2014

Gündüz FINDIKÇIOĞLU
Gündüz FINDIKÇIOĞLU GLOKAL BAKIŞ debrovian@gmail.com

İki senedir yatırımlar ve büyüme –ve elbette son dönemde istihdam- parlak seyretmiyor. Özellikle bu yılın ilk yarısında büyümeyi negatif etkilemeye devam eden özel yatırımlar kalemi üçüncü çeyrekte artıya geçti. Kamunun itişiyle, stok birikimiyle ve tüketim talebiyle büyüyoruz desek de, sonuçta 2012-13 ortalaması ancak yüzde 3 olacak. Bilinen tüm ölçümlere göre bu oran potansiyel büyüme oranının altında. Buna rağmen hem uluslararası yatırım pozisyonu bozuldu, hem özel sektör dış borcu artmaya devam etti, hem düzeltilmemiş rakamlarla cari açık yükseldi. Bu yıl cari açık/GSYH oranı yüzde 7-7.5 arasında gerçekleşecek. Enflasyon da yüzde 7 gibi bir eğilime yerleşti. Bu manzaraya bakınca 2014 iyi bir performans için uygun bir baza oturuyor denebilirdi. Hiç değilse potansiyel büyüme hızına çıksak, yüzde 4.5 civarında büyüsek, büyümenin kaynakları da yeniden, tekrardan “yeniden dengelense”... Olur mu? Olmayacak gibi görünüyor.

Birincisi, kredi artış hızı yavaşlıyor ve momentum (13 haftalık, düzeltilmiş, yıllıklandırılmış) kredi artış hızı yüzde 20’nin altına geriledi. Gerileme sürecektir ve özellikle tüketici kredisi/kredi kartı düzenlemeleri kısmen etkili olacaktır. Talebin başka türlü finansmanı ayrı konu. Yani yüzde 15-20 arası kredi büyümesine gerilemek mümkün. Zaten parasal sıkılaştırma kaçınılmaz ve kaçınılmaz olarak kredi faizlerini yukarı çekecek. Açıkçası likiidte önlemleriyle, “ince ayarla” alınacak çok fazla mesafe yok gibi. Fed konusunda kafa karıştıracak bir prensip tartışması kalmadı: Varlık alımları sona erdiriliyor, gecelik faiz 0-0.25 aralığında tutulmaya devam ediliyor. Varlık alımının hangi hızda sona erdirileceği konuşulur, fakat sonucu değiştirmez. Dünya Bankası başkanı Kim’in söylediğinden devam edersek, gelişmekte  olan piyasalardan (GOP) çıkacak büyük bir para var. GOP’un ortalaması durumunda olduğumuz için –CDS yükseldi ama 20 delta, “orta yolcu out-of-money opsiyonlara ve 25  delta vol reversals bakınca durum bu- genelde risk demek. Fakat biz GOP’un içinde en risklilerden sayıldığımız için özelde de risk demek. Bir de “event risk” belirdi. Piyasaların “siyasi risk” dediği şey her ne ise, o artsa da artmasa da, “event risk” çoktan oluştu.

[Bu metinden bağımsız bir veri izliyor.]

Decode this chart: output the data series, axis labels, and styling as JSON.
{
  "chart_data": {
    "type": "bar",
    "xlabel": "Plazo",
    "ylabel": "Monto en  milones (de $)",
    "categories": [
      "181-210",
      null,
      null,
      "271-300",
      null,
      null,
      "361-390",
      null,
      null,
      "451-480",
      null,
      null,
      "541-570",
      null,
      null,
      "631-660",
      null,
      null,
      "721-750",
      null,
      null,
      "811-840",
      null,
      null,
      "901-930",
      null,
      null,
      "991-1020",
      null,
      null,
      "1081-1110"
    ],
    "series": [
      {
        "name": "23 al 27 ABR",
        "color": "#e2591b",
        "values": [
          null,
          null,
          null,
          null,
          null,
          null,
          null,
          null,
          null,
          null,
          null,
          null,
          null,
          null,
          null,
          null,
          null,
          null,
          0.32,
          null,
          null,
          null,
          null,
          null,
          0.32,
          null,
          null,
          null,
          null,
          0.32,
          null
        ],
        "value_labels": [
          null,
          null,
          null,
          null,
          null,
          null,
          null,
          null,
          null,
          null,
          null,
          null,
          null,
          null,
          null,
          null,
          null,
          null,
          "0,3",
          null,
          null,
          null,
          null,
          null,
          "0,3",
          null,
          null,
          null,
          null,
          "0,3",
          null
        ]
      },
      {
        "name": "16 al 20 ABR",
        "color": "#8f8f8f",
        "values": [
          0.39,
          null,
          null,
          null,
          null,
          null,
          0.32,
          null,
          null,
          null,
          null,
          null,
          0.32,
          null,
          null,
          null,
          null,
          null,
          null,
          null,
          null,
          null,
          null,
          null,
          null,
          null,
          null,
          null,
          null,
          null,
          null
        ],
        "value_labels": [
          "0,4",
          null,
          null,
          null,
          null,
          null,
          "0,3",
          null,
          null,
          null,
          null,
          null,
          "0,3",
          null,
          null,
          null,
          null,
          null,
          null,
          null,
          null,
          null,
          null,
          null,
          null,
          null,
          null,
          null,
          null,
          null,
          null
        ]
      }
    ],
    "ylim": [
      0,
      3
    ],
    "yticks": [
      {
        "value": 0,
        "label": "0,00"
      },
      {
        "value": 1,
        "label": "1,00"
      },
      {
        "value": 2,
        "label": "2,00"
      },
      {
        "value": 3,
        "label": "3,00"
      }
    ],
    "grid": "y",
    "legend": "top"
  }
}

Bu durumda 2014 için şöyle bakıyorum. 2013 son çeyrek ne kadar yüksek gelirse, düzeltilmemiş büyüme rakamı 2014’te o kadar düşük gelecek. Bu yıl yüzde 3.7-3.9 gibi kapanırsa seneye 3-3.5 aralığında kalabiliriz. Bu tabii baz senaryo ve kurun oynak, ama yukarı doğru dik trend vermeyeceği, fonlama maliyetinin de ortalama yüzde 8.5 olacağı bir yol haritası.Riskleri aşağı yönlü görüyorum: Yüzde 2’ye gerileyen büyüme, yüzde 10’a yaklaşan fonlama faizi de mümkün. Bu arada likidite ihtiyacını ZK ve borçlanma oranını düşürerek azaltmak, 20 milyar TL’ye çekmek cari miktarlar korunursa efektif faizi (fonlamayı) aşağı çekmek anlamına gelir. Amaçlanan bu olmadığına göre haftalık repo faizinin (yüzde 4.5) ocak sonunda sadece adı kalabilir. İyi haber cari açık yüzde 6.5-7 aralığına geriler. Kötü haber bunların olması için bile net ihracatın pozitif katkı yapması gerekecek. Petrol fiyatı düşük seyreder, dolar euroya karşı değer kazanır. Enflasyon, kur şoku olmazsa, yüzde 7’nin biraz altına geriler. Elbette gıda fiyatları belirleyici olacak bu durumda.

Yani? Risk çok. İşler iyi giderse düşük büyüme hızında, düşen cari açıkla –en azından altın  ithalatının negatif etkisi bitti diye düşünmek mümkün, daha yüksek faizlerle, 2013’e göre 1 puan düşük enflasyonla ve düşen kredi ve aktif büyüme hızlarıyla 2014’ü “duraklama yılı” olarak kayıtlara geçebiliriz.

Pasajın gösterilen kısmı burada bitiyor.